Starting right there, according to my two girls, I had behaved cruelly. I treated one as a daughter, the other a stepdaughter. To Bianca I gave a large bosom, while Marta seems a boy; she doesn’t know she’s beautiful, and wears a padded bra, a ploy that humiliates her. I suffer seeing her suffer. As a young woman I had large breasts, but after her birth I didn’t. You gave the best of yourself to Bianca, she repeats constantly, to me the worst. Marta is like that, she protects herself by seeing herself as deprived.

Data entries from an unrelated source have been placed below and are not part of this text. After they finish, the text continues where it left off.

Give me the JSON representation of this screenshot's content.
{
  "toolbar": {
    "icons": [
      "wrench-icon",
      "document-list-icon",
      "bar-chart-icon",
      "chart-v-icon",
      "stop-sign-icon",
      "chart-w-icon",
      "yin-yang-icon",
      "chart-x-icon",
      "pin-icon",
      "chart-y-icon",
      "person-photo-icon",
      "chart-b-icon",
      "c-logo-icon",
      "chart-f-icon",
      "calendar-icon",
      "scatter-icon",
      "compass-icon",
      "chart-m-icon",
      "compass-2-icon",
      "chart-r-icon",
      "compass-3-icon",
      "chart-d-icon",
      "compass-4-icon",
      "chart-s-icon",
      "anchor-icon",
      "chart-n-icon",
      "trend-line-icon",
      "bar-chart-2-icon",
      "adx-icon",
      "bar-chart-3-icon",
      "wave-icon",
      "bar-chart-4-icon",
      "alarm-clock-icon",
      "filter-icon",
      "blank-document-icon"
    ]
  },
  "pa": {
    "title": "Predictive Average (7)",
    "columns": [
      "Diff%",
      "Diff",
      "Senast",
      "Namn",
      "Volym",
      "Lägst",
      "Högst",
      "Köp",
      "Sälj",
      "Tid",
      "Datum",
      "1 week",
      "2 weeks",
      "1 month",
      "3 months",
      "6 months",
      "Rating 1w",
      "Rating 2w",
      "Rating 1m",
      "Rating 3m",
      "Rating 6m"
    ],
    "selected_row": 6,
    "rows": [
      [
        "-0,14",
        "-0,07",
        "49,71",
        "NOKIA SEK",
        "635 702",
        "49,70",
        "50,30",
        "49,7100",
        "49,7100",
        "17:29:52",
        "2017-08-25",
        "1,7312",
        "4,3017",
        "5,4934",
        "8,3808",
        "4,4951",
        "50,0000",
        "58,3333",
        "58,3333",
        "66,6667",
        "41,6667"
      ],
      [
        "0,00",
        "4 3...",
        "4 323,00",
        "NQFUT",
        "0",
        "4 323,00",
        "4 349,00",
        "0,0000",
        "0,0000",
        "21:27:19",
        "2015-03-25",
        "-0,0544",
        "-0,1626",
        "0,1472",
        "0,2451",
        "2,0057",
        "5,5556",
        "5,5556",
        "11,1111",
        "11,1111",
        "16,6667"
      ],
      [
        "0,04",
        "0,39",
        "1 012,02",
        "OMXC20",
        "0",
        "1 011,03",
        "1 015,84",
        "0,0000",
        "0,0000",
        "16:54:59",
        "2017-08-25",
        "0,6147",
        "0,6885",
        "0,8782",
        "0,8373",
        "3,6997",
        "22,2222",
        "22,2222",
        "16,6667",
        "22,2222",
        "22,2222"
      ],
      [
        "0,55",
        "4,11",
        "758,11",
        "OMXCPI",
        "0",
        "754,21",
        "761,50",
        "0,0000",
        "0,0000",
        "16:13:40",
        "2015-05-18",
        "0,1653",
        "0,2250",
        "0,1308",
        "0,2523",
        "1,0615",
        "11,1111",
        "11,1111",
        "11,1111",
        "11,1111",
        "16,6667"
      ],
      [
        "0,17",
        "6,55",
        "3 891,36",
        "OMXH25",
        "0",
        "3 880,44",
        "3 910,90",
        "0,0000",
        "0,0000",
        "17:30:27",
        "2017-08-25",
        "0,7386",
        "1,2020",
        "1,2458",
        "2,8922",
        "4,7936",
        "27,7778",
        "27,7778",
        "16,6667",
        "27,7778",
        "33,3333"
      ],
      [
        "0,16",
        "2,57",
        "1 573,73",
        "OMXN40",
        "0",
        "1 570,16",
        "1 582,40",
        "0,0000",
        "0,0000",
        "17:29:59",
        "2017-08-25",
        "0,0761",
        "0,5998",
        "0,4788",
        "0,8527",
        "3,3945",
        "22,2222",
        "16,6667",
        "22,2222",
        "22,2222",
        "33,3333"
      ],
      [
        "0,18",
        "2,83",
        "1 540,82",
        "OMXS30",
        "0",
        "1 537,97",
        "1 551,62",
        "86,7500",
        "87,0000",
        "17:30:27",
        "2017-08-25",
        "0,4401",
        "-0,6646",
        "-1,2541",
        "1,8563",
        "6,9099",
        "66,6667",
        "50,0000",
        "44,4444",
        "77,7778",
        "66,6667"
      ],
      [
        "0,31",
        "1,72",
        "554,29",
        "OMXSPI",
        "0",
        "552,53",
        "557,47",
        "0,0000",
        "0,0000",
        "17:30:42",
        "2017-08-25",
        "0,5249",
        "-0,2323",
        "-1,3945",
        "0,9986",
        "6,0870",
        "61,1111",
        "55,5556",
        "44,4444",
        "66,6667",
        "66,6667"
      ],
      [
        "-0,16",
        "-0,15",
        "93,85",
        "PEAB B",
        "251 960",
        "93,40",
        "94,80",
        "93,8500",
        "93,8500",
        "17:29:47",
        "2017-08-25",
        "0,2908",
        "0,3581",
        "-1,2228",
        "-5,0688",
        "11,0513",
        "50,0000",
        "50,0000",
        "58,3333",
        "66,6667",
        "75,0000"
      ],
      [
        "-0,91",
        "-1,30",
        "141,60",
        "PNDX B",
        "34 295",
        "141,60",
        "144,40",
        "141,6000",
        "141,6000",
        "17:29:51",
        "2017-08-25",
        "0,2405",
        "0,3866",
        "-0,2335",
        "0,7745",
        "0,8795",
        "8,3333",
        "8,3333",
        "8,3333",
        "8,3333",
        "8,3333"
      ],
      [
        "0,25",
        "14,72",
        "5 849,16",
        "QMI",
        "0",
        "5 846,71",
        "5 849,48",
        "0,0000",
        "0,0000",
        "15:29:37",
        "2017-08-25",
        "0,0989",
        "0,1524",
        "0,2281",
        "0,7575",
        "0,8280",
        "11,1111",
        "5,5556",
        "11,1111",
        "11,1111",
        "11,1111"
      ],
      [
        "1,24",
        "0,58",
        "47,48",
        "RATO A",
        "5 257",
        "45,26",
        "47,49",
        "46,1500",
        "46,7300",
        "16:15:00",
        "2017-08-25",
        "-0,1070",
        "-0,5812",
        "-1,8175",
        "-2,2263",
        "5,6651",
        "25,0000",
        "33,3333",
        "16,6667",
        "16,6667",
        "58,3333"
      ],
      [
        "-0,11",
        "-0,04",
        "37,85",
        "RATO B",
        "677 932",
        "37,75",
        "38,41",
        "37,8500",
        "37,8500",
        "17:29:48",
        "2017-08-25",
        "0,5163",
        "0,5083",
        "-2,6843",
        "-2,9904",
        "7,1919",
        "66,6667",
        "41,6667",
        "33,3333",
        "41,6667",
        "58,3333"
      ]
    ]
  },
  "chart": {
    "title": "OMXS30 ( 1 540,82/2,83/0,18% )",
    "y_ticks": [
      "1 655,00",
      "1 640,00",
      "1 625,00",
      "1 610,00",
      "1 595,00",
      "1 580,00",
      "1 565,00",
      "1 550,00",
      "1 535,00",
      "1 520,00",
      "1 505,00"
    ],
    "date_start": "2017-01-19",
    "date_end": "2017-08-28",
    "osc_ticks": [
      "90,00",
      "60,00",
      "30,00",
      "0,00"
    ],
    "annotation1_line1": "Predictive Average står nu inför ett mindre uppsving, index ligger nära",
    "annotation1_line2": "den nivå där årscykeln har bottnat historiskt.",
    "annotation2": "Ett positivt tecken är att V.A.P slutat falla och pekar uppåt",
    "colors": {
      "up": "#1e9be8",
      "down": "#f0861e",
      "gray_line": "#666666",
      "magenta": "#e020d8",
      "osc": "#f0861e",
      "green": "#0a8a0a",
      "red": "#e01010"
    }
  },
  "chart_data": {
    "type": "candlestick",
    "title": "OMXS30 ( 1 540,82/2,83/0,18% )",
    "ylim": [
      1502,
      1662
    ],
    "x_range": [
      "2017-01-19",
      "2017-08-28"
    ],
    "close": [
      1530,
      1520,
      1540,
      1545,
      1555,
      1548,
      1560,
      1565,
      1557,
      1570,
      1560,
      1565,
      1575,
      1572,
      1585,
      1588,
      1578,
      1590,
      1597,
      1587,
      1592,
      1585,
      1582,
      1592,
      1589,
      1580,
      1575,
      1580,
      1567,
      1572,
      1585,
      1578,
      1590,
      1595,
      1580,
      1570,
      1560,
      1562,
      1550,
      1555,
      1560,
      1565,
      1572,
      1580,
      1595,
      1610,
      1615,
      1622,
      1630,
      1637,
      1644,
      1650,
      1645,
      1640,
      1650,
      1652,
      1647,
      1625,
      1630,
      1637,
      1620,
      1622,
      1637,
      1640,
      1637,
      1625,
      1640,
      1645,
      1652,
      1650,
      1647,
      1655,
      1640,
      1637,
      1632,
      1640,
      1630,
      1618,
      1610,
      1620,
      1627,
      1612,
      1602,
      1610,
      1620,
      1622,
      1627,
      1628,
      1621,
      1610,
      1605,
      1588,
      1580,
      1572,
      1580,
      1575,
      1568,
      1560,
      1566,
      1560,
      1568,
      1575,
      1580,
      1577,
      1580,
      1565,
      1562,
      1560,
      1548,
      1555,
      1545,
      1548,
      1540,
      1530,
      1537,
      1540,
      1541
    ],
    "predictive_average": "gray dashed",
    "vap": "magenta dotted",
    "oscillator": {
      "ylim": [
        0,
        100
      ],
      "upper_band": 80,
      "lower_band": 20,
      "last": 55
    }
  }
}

Not Bianca, no, ever since she was a child Bianca has fought me. She tried to pluck from me the secret of skills that in her eyes appeared wonderful and show that she in her turn was capable of them. It was she who revealed to me that when I peel fruit I am finicky about making sure that the knife cuts without ever breaking the peel. Before her admiration led me to discover this, I hadn’t realized it, goodness knows where I learned it, maybe it’s only my taste for ambitious and stubbornly precise work. Make a snake, Mama, she would say, insistent: peel the apple and make a snake, please. “Haciendo serpentinas,” I found recently in a poem by Maria Guerra that I’m fond of. Bianca was captivated by the serpentines of the peel, they were one of the many magical abilities she attributed to me; it seems touching now when I think about it.